As mothers what is your take on this? Do you really sacrifice for your kids? Share your views in the comments below.

Also Read : How Motherhood Changed Me, Only For Better

 


Disclaimer: I wrote this post for a site called Mrigaa.com. The site isn’t functional anymore, so posting it here for you all to read.


This post ‘ Do Not Sacrifice For Your Kids’ is a part of My Friend Alexa campaign with Blogchatter. I have also written a poetic piece under this campaign. Read it here- Magnum Opus
I am taking my Alexa rank to the next level with Blogchatter.

#themomsagas #blogchatter #MyFriendAlexa

This Post Has 12 Comments

  1. mjothi

    So true. Live life as it is. Why keep quoting such pleasures as a sacrifice. Nicely said.

  2. Mahak

    I admit I too used to use the word “sacrifice” very loosely. But of late I have started being more careful. Firstly as you said, it puts the guilt on the child and since N is now starting to understand everything we say, I do not want him to misunderstand. Secondly it is also not fair to my husband to say that I have sacrificed my career. By the same logic, he may say that he has sacrificed time with his child so that he could earn and provide for all 3 of us. Yes we both have made compromises and adjustments, but that is what life is all about. I no longer consider it a sacrifice and I have no regrets.

  3. Neha Sharma

    This is such a well written post, Charu. And I totally agree with you, the decision of having kids is completely our choice and in no way we can be sacrificing anything for the choices we made. Live and let live!

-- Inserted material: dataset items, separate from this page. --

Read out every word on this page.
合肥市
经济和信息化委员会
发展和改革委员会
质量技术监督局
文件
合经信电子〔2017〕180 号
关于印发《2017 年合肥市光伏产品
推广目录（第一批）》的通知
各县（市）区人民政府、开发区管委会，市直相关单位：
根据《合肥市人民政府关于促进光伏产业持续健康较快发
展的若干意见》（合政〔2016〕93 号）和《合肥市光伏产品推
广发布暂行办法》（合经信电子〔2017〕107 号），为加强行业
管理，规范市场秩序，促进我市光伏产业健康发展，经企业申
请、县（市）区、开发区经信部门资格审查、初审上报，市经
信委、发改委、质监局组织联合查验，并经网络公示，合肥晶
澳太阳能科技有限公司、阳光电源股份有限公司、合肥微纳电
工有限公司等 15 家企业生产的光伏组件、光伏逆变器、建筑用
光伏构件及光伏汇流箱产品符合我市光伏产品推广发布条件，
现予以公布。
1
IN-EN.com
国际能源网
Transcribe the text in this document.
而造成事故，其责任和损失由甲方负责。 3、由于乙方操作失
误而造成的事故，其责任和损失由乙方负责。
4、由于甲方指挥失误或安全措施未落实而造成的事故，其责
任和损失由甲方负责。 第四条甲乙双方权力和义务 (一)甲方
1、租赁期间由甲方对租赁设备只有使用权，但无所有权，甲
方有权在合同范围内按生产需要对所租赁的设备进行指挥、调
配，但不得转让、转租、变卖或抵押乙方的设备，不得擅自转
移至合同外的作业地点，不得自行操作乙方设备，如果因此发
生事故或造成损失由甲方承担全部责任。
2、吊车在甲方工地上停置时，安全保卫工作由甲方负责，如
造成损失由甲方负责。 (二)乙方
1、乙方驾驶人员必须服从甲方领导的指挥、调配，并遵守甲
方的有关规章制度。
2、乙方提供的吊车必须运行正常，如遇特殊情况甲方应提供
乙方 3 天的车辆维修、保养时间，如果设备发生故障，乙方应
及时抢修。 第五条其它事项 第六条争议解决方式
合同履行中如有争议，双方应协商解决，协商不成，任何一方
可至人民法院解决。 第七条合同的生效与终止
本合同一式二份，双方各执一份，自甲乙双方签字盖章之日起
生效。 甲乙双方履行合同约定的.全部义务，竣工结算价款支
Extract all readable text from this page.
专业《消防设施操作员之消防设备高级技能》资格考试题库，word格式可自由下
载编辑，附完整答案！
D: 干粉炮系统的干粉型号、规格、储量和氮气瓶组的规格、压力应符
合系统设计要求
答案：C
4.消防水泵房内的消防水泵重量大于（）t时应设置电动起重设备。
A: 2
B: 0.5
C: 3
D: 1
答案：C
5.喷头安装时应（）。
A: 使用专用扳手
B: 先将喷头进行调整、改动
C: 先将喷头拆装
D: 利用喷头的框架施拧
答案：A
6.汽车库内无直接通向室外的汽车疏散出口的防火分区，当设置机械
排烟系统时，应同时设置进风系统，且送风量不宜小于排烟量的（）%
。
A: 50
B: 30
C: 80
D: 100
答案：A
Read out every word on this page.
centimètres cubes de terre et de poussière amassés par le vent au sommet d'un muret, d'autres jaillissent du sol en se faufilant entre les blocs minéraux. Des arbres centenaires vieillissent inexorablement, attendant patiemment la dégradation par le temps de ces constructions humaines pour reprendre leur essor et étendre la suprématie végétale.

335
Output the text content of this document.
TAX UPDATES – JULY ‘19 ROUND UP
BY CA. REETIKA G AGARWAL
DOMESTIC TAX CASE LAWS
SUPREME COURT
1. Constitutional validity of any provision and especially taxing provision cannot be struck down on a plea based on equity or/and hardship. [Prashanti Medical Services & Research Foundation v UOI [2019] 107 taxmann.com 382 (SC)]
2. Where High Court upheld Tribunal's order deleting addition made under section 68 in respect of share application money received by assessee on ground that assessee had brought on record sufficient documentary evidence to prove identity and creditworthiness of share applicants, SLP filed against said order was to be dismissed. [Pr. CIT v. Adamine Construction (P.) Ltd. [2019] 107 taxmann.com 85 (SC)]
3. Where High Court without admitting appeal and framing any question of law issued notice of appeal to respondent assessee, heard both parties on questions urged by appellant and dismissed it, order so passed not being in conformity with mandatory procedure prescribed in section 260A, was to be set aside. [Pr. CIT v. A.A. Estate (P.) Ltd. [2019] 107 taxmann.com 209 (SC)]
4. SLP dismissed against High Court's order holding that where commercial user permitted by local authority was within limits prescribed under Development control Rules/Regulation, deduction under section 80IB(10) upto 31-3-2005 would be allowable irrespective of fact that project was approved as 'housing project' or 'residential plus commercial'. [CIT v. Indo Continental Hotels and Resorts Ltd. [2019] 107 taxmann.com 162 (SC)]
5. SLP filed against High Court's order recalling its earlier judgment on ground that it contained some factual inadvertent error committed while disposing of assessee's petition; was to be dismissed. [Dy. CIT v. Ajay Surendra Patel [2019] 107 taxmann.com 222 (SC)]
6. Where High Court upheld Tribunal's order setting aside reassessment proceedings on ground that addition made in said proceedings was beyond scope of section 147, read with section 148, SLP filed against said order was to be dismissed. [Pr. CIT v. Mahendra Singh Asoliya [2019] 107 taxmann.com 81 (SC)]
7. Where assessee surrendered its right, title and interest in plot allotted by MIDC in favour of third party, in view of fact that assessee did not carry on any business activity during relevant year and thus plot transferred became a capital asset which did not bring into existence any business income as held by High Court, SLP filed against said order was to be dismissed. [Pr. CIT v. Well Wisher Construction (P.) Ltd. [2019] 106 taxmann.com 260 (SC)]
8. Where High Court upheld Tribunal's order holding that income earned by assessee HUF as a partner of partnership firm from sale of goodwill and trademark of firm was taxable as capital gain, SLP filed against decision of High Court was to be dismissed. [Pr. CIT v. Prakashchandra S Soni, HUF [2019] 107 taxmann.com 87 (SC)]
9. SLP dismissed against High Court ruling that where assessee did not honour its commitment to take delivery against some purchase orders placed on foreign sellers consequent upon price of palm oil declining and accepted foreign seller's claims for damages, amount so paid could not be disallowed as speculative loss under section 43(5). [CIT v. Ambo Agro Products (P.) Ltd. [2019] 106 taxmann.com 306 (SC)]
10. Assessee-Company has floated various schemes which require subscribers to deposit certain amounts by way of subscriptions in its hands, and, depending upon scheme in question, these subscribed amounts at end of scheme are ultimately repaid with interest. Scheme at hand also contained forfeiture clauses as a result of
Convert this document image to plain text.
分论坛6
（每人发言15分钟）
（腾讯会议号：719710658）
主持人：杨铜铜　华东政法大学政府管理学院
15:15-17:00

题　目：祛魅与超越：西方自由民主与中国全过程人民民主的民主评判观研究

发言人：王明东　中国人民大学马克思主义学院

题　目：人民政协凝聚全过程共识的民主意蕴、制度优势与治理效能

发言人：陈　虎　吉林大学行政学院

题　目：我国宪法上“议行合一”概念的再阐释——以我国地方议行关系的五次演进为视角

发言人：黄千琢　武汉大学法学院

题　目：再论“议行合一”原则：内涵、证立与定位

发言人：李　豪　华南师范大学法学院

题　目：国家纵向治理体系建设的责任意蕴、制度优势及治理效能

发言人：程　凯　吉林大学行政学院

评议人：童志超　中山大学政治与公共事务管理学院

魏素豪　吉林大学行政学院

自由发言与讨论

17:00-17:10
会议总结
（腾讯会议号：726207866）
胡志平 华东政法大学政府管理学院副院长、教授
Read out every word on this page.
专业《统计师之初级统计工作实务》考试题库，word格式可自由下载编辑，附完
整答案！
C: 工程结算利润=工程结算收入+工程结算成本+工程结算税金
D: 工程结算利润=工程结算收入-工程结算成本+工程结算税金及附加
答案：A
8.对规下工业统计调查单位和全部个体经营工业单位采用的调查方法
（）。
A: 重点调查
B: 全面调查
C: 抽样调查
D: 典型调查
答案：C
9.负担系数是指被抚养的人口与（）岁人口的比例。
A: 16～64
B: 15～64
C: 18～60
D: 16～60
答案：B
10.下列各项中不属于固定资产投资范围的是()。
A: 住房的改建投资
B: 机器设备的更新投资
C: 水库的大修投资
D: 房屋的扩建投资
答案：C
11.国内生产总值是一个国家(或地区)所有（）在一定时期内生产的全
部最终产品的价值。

  4. So true Charu! Its a conscious decision we take to be parents and then blaming kids for no reason isnt justified.

  5. I love reading this post Charu. I had a similar discussion with one of my friends who was using the word sacrifice for his children often . It is a matter of choice that parents take for children but when we all feel low or lose sanity, shout out loud on sacrifice as parents. So, aren’t we blaming our child without any fault. Sharing this with my community.

  6. Ruchie

    I so agree with you Charu …one should be ready to take charge of Parenthood without mentioning it as sacrifice..

  7. I think sacrifice, choices, changes etc these are bad words… When a new person comes into our life’s… We all make adjustments accordingly…with a baby I too have adjusted my work according to my daughter’s schedule… And will continue to do so till she needs me to be there with her…

  8. Blogsikka.com

    Yes for some it’s sacrifice but for me it was my choice when u loose something, u gain too.. I gain my daughter love which is no where compared to my 5 digit salary… But it’s individual need Which decide whether it’s choice or sacrifice

  9. Sinduja C

    My friends have always found me weird when I tell them that Parenting cannot be all sacrifice. Your post just put my thought into beautoful words!

  10. Princy Khurana

    That is surely correct and something i believe too. This must be understood by all

  11. momtasticworld

    what a lovely piece of writing, I couldn’t agree more with you. Being a parent was our choice and sacrificing something would mean putting our kids under unnecessary pressure to proof something in return.

  12. It was all about sacrifices until recently! That’s what our elders teach us!! But thankfully, even though it was a lil late, I did realise what your article says is the right thing. Parenting should not always about sacrifices!